Interesting thing about psychponancy is it’s asymmetric. If an LLM is used to train an LLM it may not have the same level of aggressiveness that humans do when punishing back on trainee. Human pushback has specific patterns which we might be able to compensate due to asymmetry.
bitexploder 4 hours ago
I almost always end with something like: “, but I am not sure, evaluate.” Or other things and avoid ever stating a preference.
- jerf 4 hours ago
  
  I don't think that "fixes" the problem, but it does seem to help. I also have found adding "please feel free to ask questions" seems to help it stop from making an assumption and spinning merrily onward for tens of thousands of tokens based on a bad idea rather than asking you something. I theorize this is because the training and refinement data overprioritize one-shot solutions, both because that's easier to evaluate at training time and improves their benchmarks.

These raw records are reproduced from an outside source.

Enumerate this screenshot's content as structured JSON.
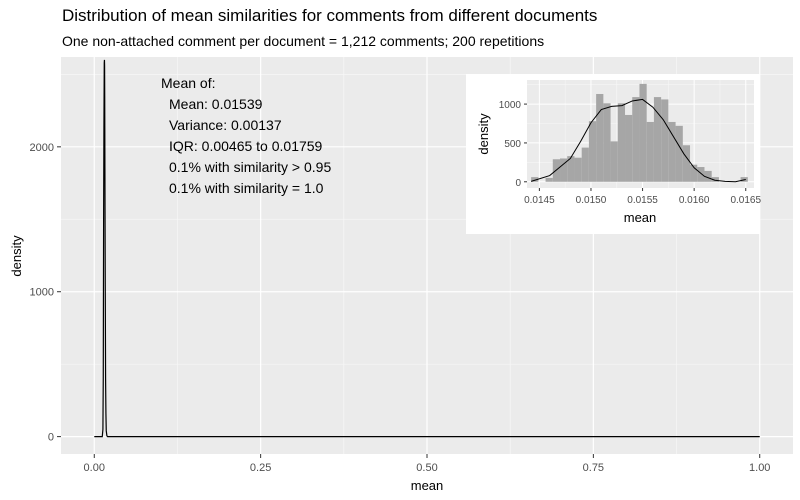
{
  "chart_data": [
    {
      "type": "area",
      "title": "Distribution of mean similarities for comments from different documents",
      "subtitle": "One non-attached comment per document = 1,212 comments; 200 repetitions",
      "xlabel": "mean",
      "ylabel": "density",
      "xlim": [
        -0.05,
        1.05
      ],
      "ylim": [
        -120,
        2620
      ],
      "x_ticks": [
        0.0,
        0.25,
        0.5,
        0.75,
        1.0
      ],
      "x_tick_labels": [
        "0.00",
        "0.25",
        "0.50",
        "0.75",
        "1.00"
      ],
      "y_ticks": [
        0,
        1000,
        2000
      ],
      "y_tick_labels": [
        "0",
        "1000",
        "2000"
      ],
      "grid": true,
      "series": [
        {
          "x": [
            0.0,
            0.012,
            0.013,
            0.0135,
            0.014,
            0.0145,
            0.015,
            0.0153,
            0.0155,
            0.0157,
            0.016,
            0.0165,
            0.017,
            0.0175,
            0.018,
            0.019,
            0.02,
            0.05,
            0.2,
            0.5,
            0.75,
            1.0
          ],
          "y": [
            0,
            0,
            50,
            400,
            1450,
            2130,
            2580,
            2600,
            2560,
            2350,
            1850,
            1050,
            400,
            160,
            40,
            5,
            0,
            0,
            0,
            0,
            0,
            0
          ]
        }
      ],
      "annotations": [
        "Mean of:",
        "Mean: 0.01539",
        "Variance: 0.00137",
        "IQR: 0.00465 to 0.01759",
        "0.1% with similarity > 0.95",
        "0.1% with similarity = 1.0"
      ]
    },
    {
      "type": "bar",
      "xlabel": "mean",
      "ylabel": "density",
      "xlim": [
        0.01438,
        0.01658
      ],
      "ylim": [
        -80,
        1310
      ],
      "x_ticks": [
        0.0145,
        0.015,
        0.0155,
        0.016,
        0.0165
      ],
      "x_tick_labels": [
        "0.0145",
        "0.0150",
        "0.0155",
        "0.0160",
        "0.0165"
      ],
      "y_ticks": [
        0,
        500,
        1000
      ],
      "y_tick_labels": [
        "0",
        "500",
        "1000"
      ],
      "grid": true,
      "histogram": {
        "bin_width": 7e-05,
        "bin_starts": [
          0.01442,
          0.01449,
          0.01456,
          0.01463,
          0.0147,
          0.01477,
          0.01484,
          0.01491,
          0.01498,
          0.01505,
          0.01512,
          0.01519,
          0.01526,
          0.01533,
          0.0154,
          0.01547,
          0.01554,
          0.01561,
          0.01568,
          0.01575,
          0.01582,
          0.01589,
          0.01596,
          0.01603,
          0.0161,
          0.01617,
          0.01624,
          0.01631,
          0.01638,
          0.01645
        ],
        "values": [
          60,
          0,
          50,
          290,
          300,
          330,
          310,
          440,
          780,
          1130,
          1010,
          520,
          1010,
          860,
          1090,
          1260,
          770,
          1090,
          1060,
          770,
          720,
          470,
          220,
          190,
          140,
          60,
          0,
          0,
          0,
          60
        ]
      },
      "density_curve": {
        "x": [
          0.01442,
          0.0146,
          0.0148,
          0.0149,
          0.015,
          0.0151,
          0.0152,
          0.0153,
          0.0154,
          0.0155,
          0.0156,
          0.0157,
          0.0158,
          0.0159,
          0.016,
          0.0161,
          0.0162,
          0.0163,
          0.0164,
          0.0165
        ],
        "y": [
          5,
          80,
          300,
          520,
          760,
          930,
          970,
          980,
          1040,
          1060,
          960,
          800,
          580,
          360,
          180,
          70,
          20,
          5,
          0,
          30
        ]
      }
    }
  ]
}
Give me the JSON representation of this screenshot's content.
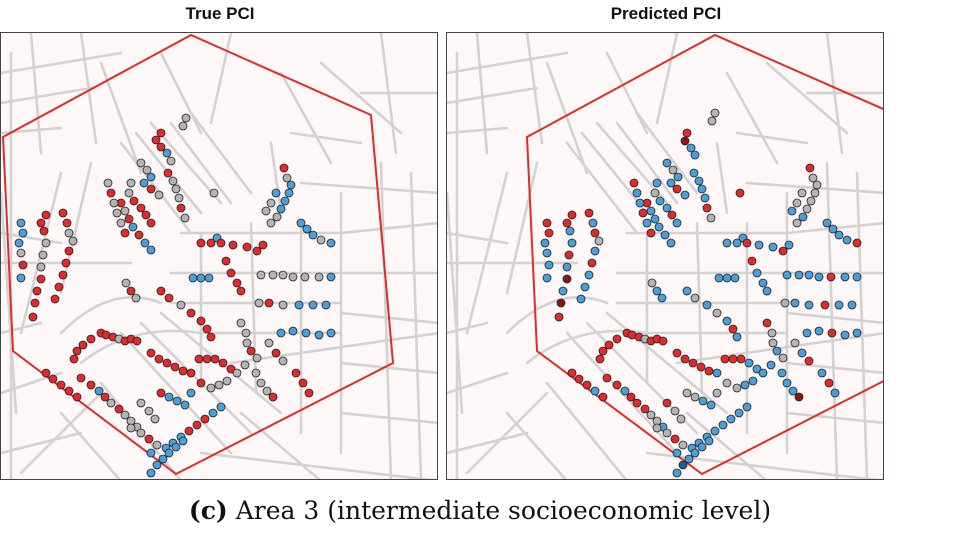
{
  "panels": [
    {
      "title": "True PCI"
    },
    {
      "title": "Predicted PCI"
    }
  ],
  "caption": {
    "label": "(c)",
    "text": "Area 3 (intermediate socioeconomic level)"
  },
  "colors": {
    "background": "#fdf7f8",
    "road": "#d4d1d2",
    "boundary": "#de2b2b",
    "class_red": "#e32a2a",
    "class_gray": "#b4b4b4",
    "class_blue": "#4a9fdb",
    "class_darkred": "#8e1414",
    "class_darkblue": "#1e5a96"
  }
}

But I emphasize the italicized words because that's all gut feel and I can't prove any of it.
cdelsolar 5 hours ago
Tangentially related but I’ve been using Claude to practice interviewing on system design problems, and it’s actually pretty great. But even when it likes my answers it always finds something, however small, to push on. Once it actually was completely wrong and admitted it after I had it realize. So maybe you have to prime it to be contrary and not agree with everything you say, putting it in the role of a tough interviewer seems to do this implicitly.
- DenisM 1 hour ago
  
  Take a look at hellointerview.com their model is very stubborn, similar to some interviewers who refuse to acknowledge even valid solutions that differ from the canon.
  No affiliation.

williamdclt 8 hours ago

Same. Alternatively (or in addition), I sometimes present my preferred idea as being a "bad/naive/stupid option" (or a suggestion from someone who can't be trusted) to see how it stands up to sycophancy to it being bad. As expected the LLM will usually say "yeah it's bad!" and give plausible-sounding reasons for it, but if these reasons are nonsensical it's a good sign that I'm not missing anything

nickcw 9 hours ago

LLMs are very prone to priming in my experience. That is the human psychology name for what you are describing; whether it should be applied to LLMs I don't know, but it describes the phenomenon perfectly.

avadodin 7 hours ago

It's not limited to arguing with LLMs but if you want a honest opinion you should remember to push back even when it agrees with your hidden preference at first. Sometimes it is only being contrarian or supporting the underdog. Steelman the opposition.